EARLY MARRIED LIFE (1712-1714) An uneventful existence--Montagu's Parliamentary duties take him to London--Lady Mary stays mostly in the country--Correspondence--Montagu a careless husband, but very careful of his money--Later he becomes a miser--Lady Mary does not disguise the tedium of her existence-- Concerning a possible reconciliation with her father--Lord Pierrepont of Hanslope--Lord Halifax--Birth of a son, christened after his father, Edward Wortley Montagu--The mother's anxiety about his health--Family events--Lady Evelyn Pierrepont marries Baron (afterwards Earl) Gower--Lady Frances Pierrepont marries the Earl of Mar--Lord Dorchester marries again--Has issue, two daughters--the death of Lady Mary's brother, William--His son, Evelyn, in due course succeeds to the Dukedom of Kingston--Elizabeth Chudleigh--The political situation in 1714--The death of Queen Anne--The accession of George I--The unrest in the country-- Lady Mary's alarm for her son.
The records for the first years of the married life of Edward and Lady Mary Wortley Montagu are scanty indeed.

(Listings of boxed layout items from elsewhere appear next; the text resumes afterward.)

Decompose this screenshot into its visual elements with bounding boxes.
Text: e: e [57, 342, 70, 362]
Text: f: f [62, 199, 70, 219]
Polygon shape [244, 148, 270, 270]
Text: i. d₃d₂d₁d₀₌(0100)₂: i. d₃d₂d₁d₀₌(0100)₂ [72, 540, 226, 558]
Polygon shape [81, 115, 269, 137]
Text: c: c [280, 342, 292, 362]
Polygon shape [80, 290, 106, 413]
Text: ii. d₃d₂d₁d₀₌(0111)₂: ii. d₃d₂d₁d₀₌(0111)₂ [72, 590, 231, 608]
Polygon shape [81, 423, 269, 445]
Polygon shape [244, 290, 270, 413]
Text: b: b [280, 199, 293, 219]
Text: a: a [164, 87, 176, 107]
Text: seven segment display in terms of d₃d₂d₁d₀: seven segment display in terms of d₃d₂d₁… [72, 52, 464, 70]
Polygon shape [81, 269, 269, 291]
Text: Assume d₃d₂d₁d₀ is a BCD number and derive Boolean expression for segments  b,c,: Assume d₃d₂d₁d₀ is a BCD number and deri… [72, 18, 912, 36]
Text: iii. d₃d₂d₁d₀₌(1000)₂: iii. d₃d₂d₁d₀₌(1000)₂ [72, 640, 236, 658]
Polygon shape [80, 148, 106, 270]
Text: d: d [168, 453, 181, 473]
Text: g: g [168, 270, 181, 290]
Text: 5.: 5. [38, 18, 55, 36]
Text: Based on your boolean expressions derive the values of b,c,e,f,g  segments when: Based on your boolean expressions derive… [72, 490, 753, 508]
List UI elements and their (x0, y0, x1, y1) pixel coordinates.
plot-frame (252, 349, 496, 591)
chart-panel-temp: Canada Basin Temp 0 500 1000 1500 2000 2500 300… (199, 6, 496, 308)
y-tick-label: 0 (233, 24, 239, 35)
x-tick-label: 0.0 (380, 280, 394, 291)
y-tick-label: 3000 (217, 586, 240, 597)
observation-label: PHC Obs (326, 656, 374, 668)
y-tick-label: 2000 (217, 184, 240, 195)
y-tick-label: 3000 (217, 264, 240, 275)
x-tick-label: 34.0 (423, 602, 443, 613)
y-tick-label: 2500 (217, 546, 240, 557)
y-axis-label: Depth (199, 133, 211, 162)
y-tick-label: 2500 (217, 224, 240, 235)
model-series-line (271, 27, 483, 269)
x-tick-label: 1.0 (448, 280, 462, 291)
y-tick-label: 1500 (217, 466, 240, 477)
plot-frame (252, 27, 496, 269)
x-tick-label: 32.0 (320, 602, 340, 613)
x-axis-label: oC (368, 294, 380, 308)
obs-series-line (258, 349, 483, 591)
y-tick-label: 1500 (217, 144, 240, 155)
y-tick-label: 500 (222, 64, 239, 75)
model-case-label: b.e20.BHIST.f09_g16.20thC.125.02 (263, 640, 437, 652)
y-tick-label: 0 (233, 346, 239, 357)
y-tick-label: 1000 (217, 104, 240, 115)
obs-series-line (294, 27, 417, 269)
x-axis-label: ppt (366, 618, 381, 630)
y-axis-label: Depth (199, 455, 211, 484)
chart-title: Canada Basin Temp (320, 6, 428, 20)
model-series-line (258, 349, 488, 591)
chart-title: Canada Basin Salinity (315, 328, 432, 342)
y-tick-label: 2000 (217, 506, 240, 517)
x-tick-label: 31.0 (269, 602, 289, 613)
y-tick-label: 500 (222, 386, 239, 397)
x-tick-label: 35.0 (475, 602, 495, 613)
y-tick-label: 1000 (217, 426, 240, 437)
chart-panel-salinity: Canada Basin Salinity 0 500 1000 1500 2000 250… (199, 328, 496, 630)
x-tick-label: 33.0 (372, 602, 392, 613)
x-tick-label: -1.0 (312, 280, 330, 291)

From the wedding day until 1716, when they went abroad, Lady Mary's life was, for months together, as uneventful as that of the ordinary suburban housewife.

Montagu's parliamentary duties took him frequently to town, and kept him there for prolonged periods, during which he certainly showed no strong desire for her to join him.

Lady Mary, indeed, spent most of the time in the country.

Sometimes she stayed at the seat of her father-in-law, Wharncliffe Lodge, near Sheffield; occasionally she visited Lord Sandwich at Hinchinbrooke; for a while they stayed at Middlethorpe, in the neighbourhood of Bishopthorpe and York.